Лишь на самой последней странице папки, в самом низу, я разглядел, что у Профира Коркодуша были соавторы, и среди них — Иосуб Вырлан! В подшивке есть место, где рассказывалось о том, как мой отец отвесил несколько пощечин Иосубу. Не уточнялось лишь, почему это было сделано. Не говорилось, к примеру, о том, как Вырлан слонялся по базару со своим стаканчиком, чтобы принять участие в магарычах и угоститься бесплатно чужим винцом.
Умалчивалось, понятно, и о том, как прятался этот самый Иосуб в своей барсучьей норе, сооруженной из кукурузных снопов на задах.

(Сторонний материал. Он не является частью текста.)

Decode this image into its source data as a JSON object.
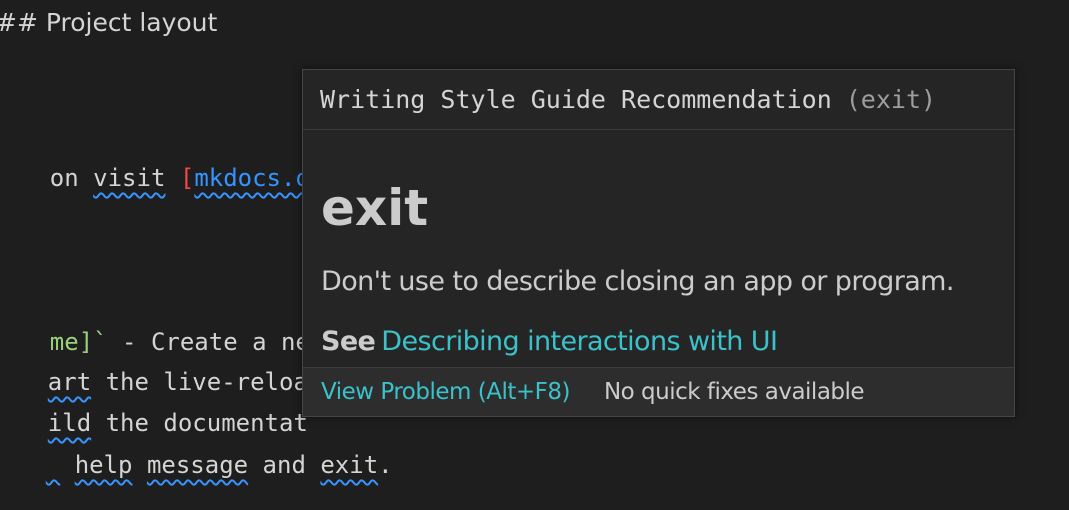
{
  "editor": {
    "heading": "## Project layout",
    "line_visit": {
      "prefix": "on ",
      "visit": "visit",
      "space": " ",
      "bracket": "[",
      "link": "mkdocs.or"
    },
    "line_create": {
      "code": "me]`",
      "rest": " - Create a ne"
    },
    "line_start": {
      "word": "art",
      "rest": " the live-reloa"
    },
    "line_build": {
      "word": "ild",
      "rest": " the documentat"
    },
    "line_help": {
      "pre": " ",
      "help": "help",
      "space1": " ",
      "message": "message",
      "and": " and ",
      "exit": "exit",
      "end": "."
    }
  },
  "hover": {
    "header_title": "Writing Style Guide Recommendation",
    "header_term": "(exit)",
    "title": "exit",
    "description": "Don't use to describe closing an app or program.",
    "see_label": "See",
    "see_link": "Describing interactions with UI",
    "view_problem": "View Problem (Alt+F8)",
    "no_fixes": "No quick fixes available"
  },
  "colors": {
    "background": "#1e1e1e",
    "hover_background": "#252526",
    "link": "#3bc1c9",
    "squiggle": "#3794ff"
  }
}
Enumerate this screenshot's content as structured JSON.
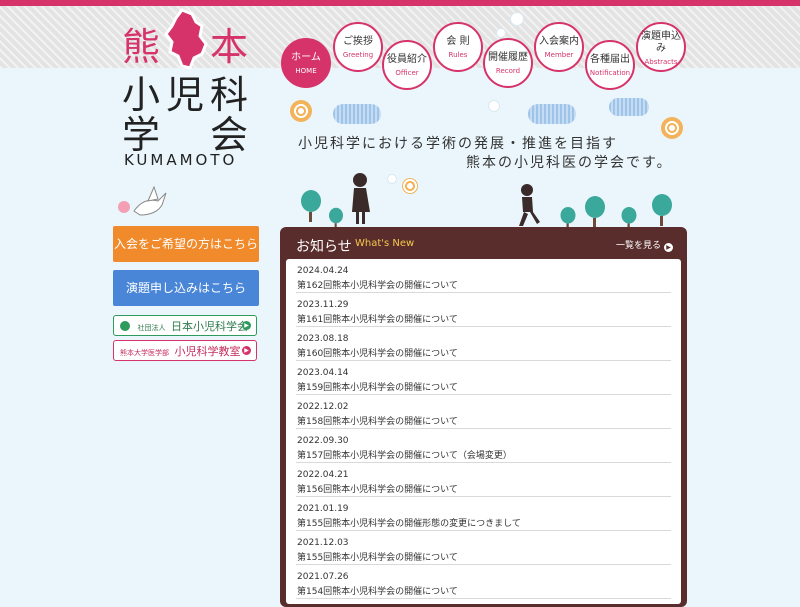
{
  "logo": {
    "kuma": "熊",
    "moto": "本",
    "line1": "小児科",
    "line2": "学　会",
    "en": "KUMAMOTO"
  },
  "nav": [
    {
      "jp": "ホーム",
      "en": "HOME"
    },
    {
      "jp": "ご挨拶",
      "en": "Greeting"
    },
    {
      "jp": "役員紹介",
      "en": "Officer"
    },
    {
      "jp": "会 則",
      "en": "Rules"
    },
    {
      "jp": "開催履歴",
      "en": "Record"
    },
    {
      "jp": "入会案内",
      "en": "Member"
    },
    {
      "jp": "各種届出",
      "en": "Notification"
    },
    {
      "jp": "演題申込み",
      "en": "Abstracts"
    }
  ],
  "tagline": {
    "line1": "小児科学における学術の発展・推進を目指す",
    "line2": "熊本の小児科医の学会です。"
  },
  "sidebar": {
    "join_button": "入会をご希望の方はこちら",
    "abstract_button": "演題申し込みはこちら",
    "jps_small": "社団法人",
    "jps": "日本小児科学会",
    "kuma_small": "熊本大学医学部",
    "kuma": "小児科学教室"
  },
  "news": {
    "title": "お知らせ",
    "title_en": "What's New",
    "more": "一覧を見る",
    "items": [
      {
        "date": "2024.04.24",
        "title": "第162回熊本小児科学会の開催について"
      },
      {
        "date": "2023.11.29",
        "title": "第161回熊本小児科学会の開催について"
      },
      {
        "date": "2023.08.18",
        "title": "第160回熊本小児科学会の開催について"
      },
      {
        "date": "2023.04.14",
        "title": "第159回熊本小児科学会の開催について"
      },
      {
        "date": "2022.12.02",
        "title": "第158回熊本小児科学会の開催について"
      },
      {
        "date": "2022.09.30",
        "title": "第157回熊本小児科学会の開催について（会場変更）"
      },
      {
        "date": "2022.04.21",
        "title": "第156回熊本小児科学会の開催について"
      },
      {
        "date": "2021.01.19",
        "title": "第155回熊本小児科学会の開催形態の変更につきまして"
      },
      {
        "date": "2021.12.03",
        "title": "第155回熊本小児科学会の開催について"
      },
      {
        "date": "2021.07.26",
        "title": "第154回熊本小児科学会の開催について"
      }
    ]
  },
  "colors": {
    "accent": "#d6336a",
    "join": "#f08a2a",
    "abstract": "#4a86d8",
    "news_bg": "#5a2d2d"
  }
}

Люди разыскивали его, думали, что замерз по дороге е базара по пьяному делу, а он сидел в теплом шалаше и посмеивался над односельчанами. Не рассказано в папке о множестве пакостей, которые натворил за свою жизнь Вырлан. Утверждалось лишь, что отец отхлестал его за то, что Иосуб не хотел подавать заявления в колхоз. К чести Иосуба и других, подписавших донос, следует сказать, что все они дружно подтвердили: все, что наворочал там Профир Коркодуш, клевета чистейшей воды. На что последовал вопрос:
— Зачем же вы подписали ее?
Он был задан членами комиссии, которая проверяла писанину Профира Коркодуша.
— А мы ре знали, что в тех бумагах. Подписали — и все. Тогда все подписывали. Подписи за мир. Так сказал Профир. Ну, мы и расписались!..

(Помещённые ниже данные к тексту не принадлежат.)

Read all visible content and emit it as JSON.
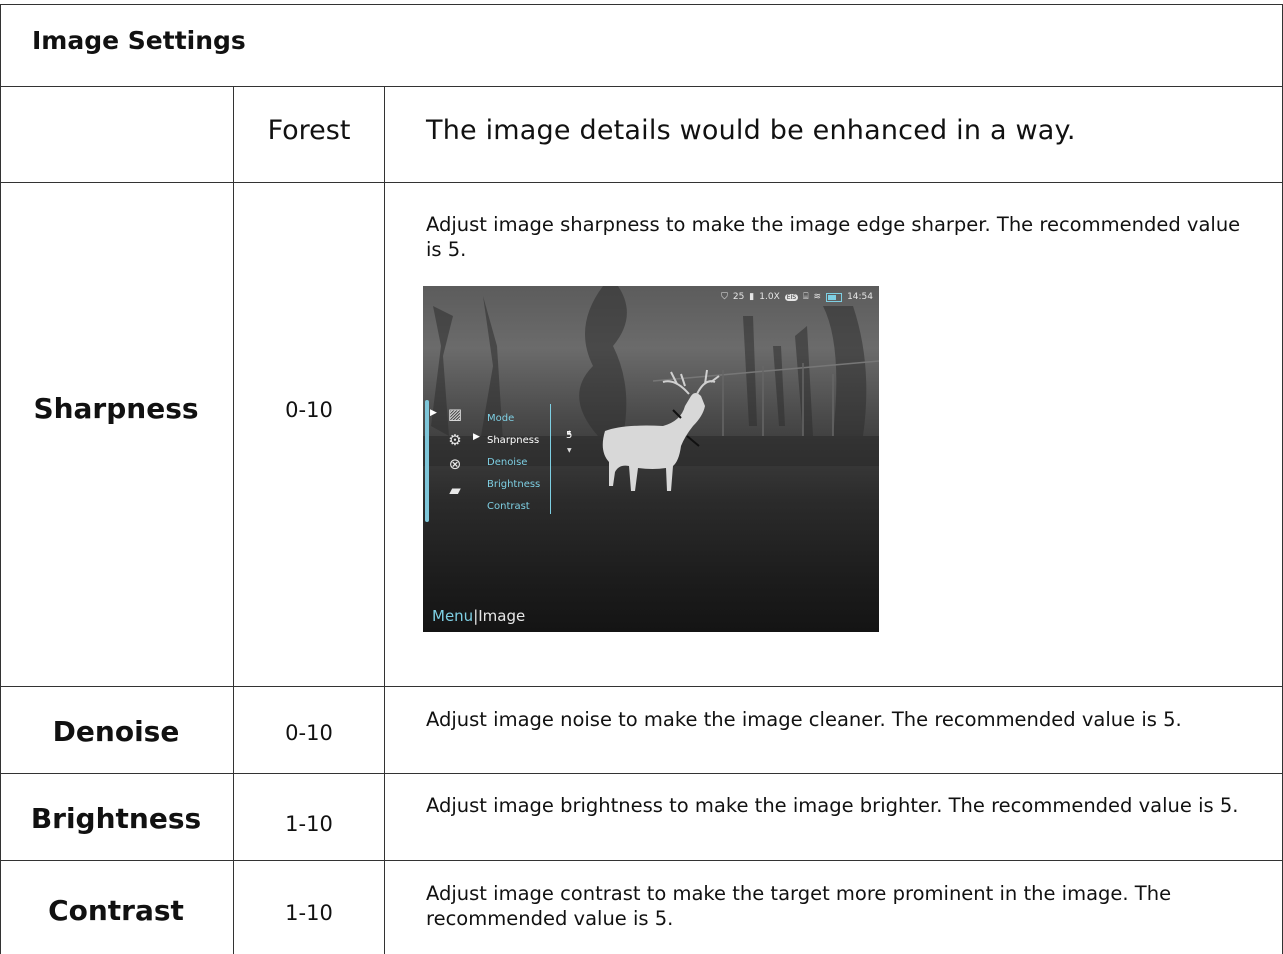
{
  "title": "Image Settings",
  "mode_row": {
    "name": "Forest",
    "description": "The image details would be enhanced in a way."
  },
  "rows": [
    {
      "name": "Sharpness",
      "range": "0-10",
      "description": "Adjust image sharpness to make the image edge sharper. The recommended value is 5."
    },
    {
      "name": "Denoise",
      "range": "0-10",
      "description": "Adjust image noise to make the image cleaner. The recommended value is 5."
    },
    {
      "name": "Brightness",
      "range": "1-10",
      "description": "Adjust image brightness to make the image brighter. The recommended value is 5."
    },
    {
      "name": "Contrast",
      "range": "1-10",
      "description": "Adjust image contrast to make the target more prominent in the image. The recommended value is 5."
    }
  ],
  "screenshot": {
    "status": {
      "shield_icon": "shield-icon",
      "timer": "25",
      "zoom": "1.0X",
      "eis": "EIS",
      "time": "14:54"
    },
    "menu_items": [
      "Mode",
      "Sharpness",
      "Denoise",
      "Brightness",
      "Contrast"
    ],
    "selected_item": "Sharpness",
    "selected_value": "5",
    "bottom_menu": "Menu",
    "bottom_sub": "Image",
    "accent_color": "#7ecfe3"
  }
}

— Ну как же так? Вы подписывали бумагу, не взглянув, что в ней?
— Так и подписали. Войны-то и мы не хотим!
— Хорошо. Но это же не было воззвание сторонников мира! Вы расписались в клевете!

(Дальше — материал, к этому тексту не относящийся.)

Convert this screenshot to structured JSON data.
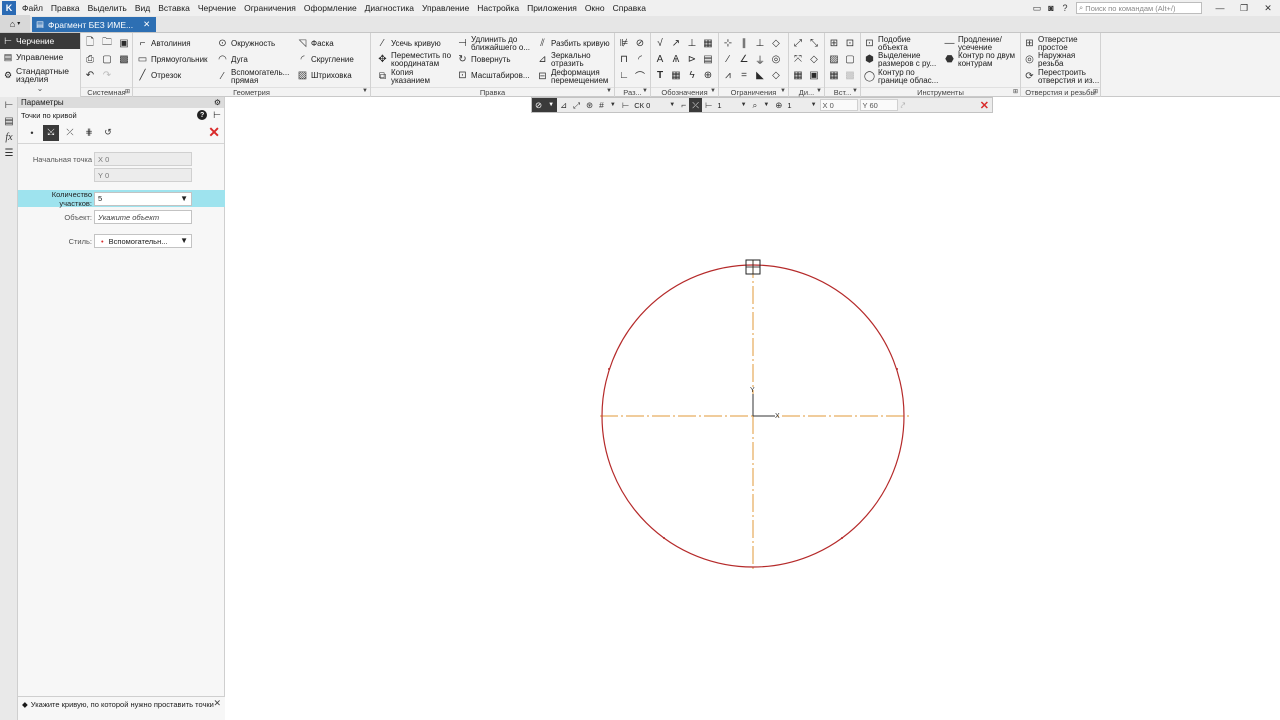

— Говорим, не знали. Не очень-то мы разбираемся в грамоте! Пришел Профир с кучей бумаг, подсунул нам их, мы и того… подписали!
Написанное пером, как известно, не вырубишь топором. Для устранения словесной пакости, сотворенной Профиром Коркодушем, потребовался более тонкий инструмент и немалое количество дней для таких людей, как, скажем, Егоров, заместитель заведующего орготделом. Разобравшись в сути дела, начитавшись этой галиматьи, заключенной в толстой папке, он сейчас от души хохотал. А мне было не до смеха. Я сидел за столом и понуро, как после изнурительной и немилой работы, глядел на ненавистный скоросшиватель. Мог утешить себя немного тем, что еще легко отделался: Профир уготовил мне только вынужденный длительный отдых в родном селе, в отцовском доме. Я не обижался на Шеремета за то, что он не говорил мне того, что знал сам.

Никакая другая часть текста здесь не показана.